Casting of the Year Makes Convert Out of Customer
For part designers and component sourcing specialists who deal with castings frequently, the unique design capabilities of the process can be taken for granted, but every so often we come across a customer still learning about metalcasting who is blown away by what can be achieved by pouring molten metal in a mold. This year’s Casting of the Year, which was awarded at the AFS Metalcasting Congress last week and will be featured in the May/June issue of MetalCasting Design and Purchasing, was such a success, it made not just a casting believer but a casting lover out of its customer.

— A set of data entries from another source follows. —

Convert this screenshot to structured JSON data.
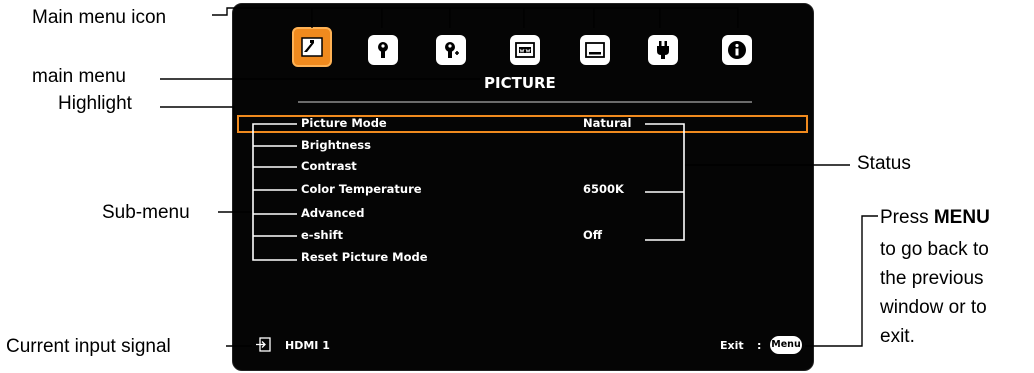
{
  "callouts": {
    "main_menu_icon": "Main menu icon",
    "main_menu": "main menu",
    "highlight": "Highlight",
    "sub_menu": "Sub-menu",
    "current_input": "Current input signal",
    "status": "Status",
    "press_prefix": "Press ",
    "press_key": "MENU",
    "press_line2": "to go back to",
    "press_line3": "the previous",
    "press_line4": "window or to",
    "press_line5": "exit."
  },
  "osd": {
    "title": "PICTURE",
    "tabs": [
      {
        "icon": "picture-icon",
        "selected": true
      },
      {
        "icon": "wrench-icon",
        "selected": false
      },
      {
        "icon": "wrench-plus-icon",
        "selected": false
      },
      {
        "icon": "display-setup-icon",
        "selected": false
      },
      {
        "icon": "screen-icon",
        "selected": false
      },
      {
        "icon": "power-plug-icon",
        "selected": false
      },
      {
        "icon": "info-icon",
        "selected": false
      }
    ],
    "items": [
      {
        "label": "Picture Mode",
        "value": "Natural"
      },
      {
        "label": "Brightness",
        "value": ""
      },
      {
        "label": "Contrast",
        "value": ""
      },
      {
        "label": "Color Temperature",
        "value": "6500K"
      },
      {
        "label": "Advanced",
        "value": ""
      },
      {
        "label": "e-shift",
        "value": "Off"
      },
      {
        "label": "Reset Picture Mode",
        "value": ""
      }
    ],
    "input_signal": "HDMI 1",
    "exit_label": "Exit",
    "exit_sep": ":",
    "menu_key": "Menu"
  },
  "colors": {
    "accent": "#f08a1e",
    "osd_background": "#050505",
    "text": "#ffffff"
  }
}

Although Polaris Industries, a maker of snowmobiles, ATVs and motorcycles, had sourced castings to prototype specialist Craft Pattern and Mold before, its most recent project, a cast aluminum component for the frame of a concept motorcycle, was a unique application. Converted from a steel fabrication, it integrated 20 parts into a single piece and helped the motorcycle designers achieve the minimalist concept that was the inspiration behind the whole project.
When our editors spoke with Greg Brew, director of industrial design at Polaris, he had plenty to say about the advantages of the casting process.
“You have this great medium that doesn’t hold you back when you want to do just a really crazy shape,” He told us. “It can do things that would be a headache in any other medium. I just love it.”
The judges love it too. Congratulations to Craft Pattern of Maple Plain, Minn., for producing this year’s Casting of the Year.